Saturday, 4 April 2015

Light it up Gold - 2015

Autistic senses are well-known to be unusual.

Sensory sensitivity is common - a gentle touch can be painful, as can the wrong kind of light or sounds.
This sensitivity is the source of much of the behaviour that is highlighted as unnatural and almost inhuman - avoidance, upset, flinching, even hitting out in retaliation.
But that behaviour is actually very natural and very human.
Everyone will avoid unpleasant experiences, cry out when in pain, and when the misery is unrelenting will strike back in response to injury.
Trying to train people to endure hurt is hardly a solution.
Helping provide a quieter, gentler world instead shows love, empathy, and a consideration for fellow humans.

But sensitivity is not all painful. it is also exquisite, joyful, and subtle in ways that non-autistics find difficult to even imagine.
When you stop, listen, and think about the possibilities presented by people with abilities that seem to be from a superhero comicbook, the world becomes a place of thrilling possibilities:
Knowing the difference between different colours from how the feel on skin, feeling electromagnetic fields, hearing impossibly tiny sounds, lightning reflexes...

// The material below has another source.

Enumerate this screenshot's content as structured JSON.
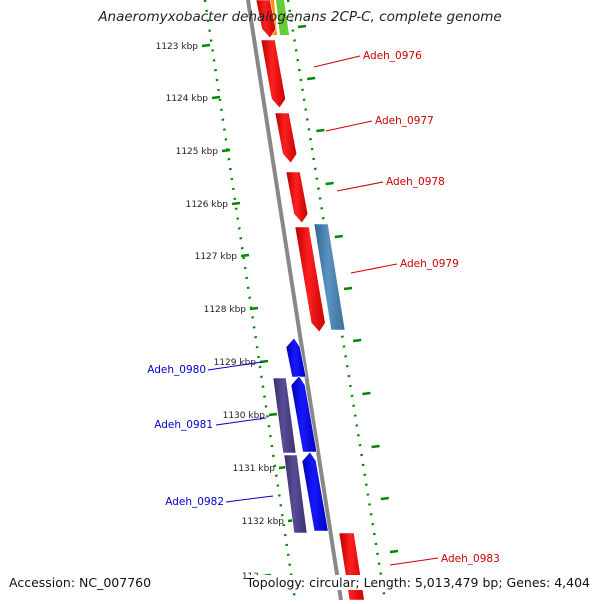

That sensory sensitivity is extreme - a word that describes autistic senses well - but there are extremes at both ends of any scale.
The ability to endure pain that would leave a non-autistic incapacitated is also exceptionally common.
Again, think about the possibilities... and how this ability to endure perhaps links directly to living each day with senses assaulted by the uncaring brashness of the modern world.

We ask: how much better would the world be if the non-autistic community had a little sense, showed some sensitivity?
Wouldn't the world be a better, kinder, more exciting place if autistic capabilities were honoured, celebrated and cherished as advantages rather than barriers?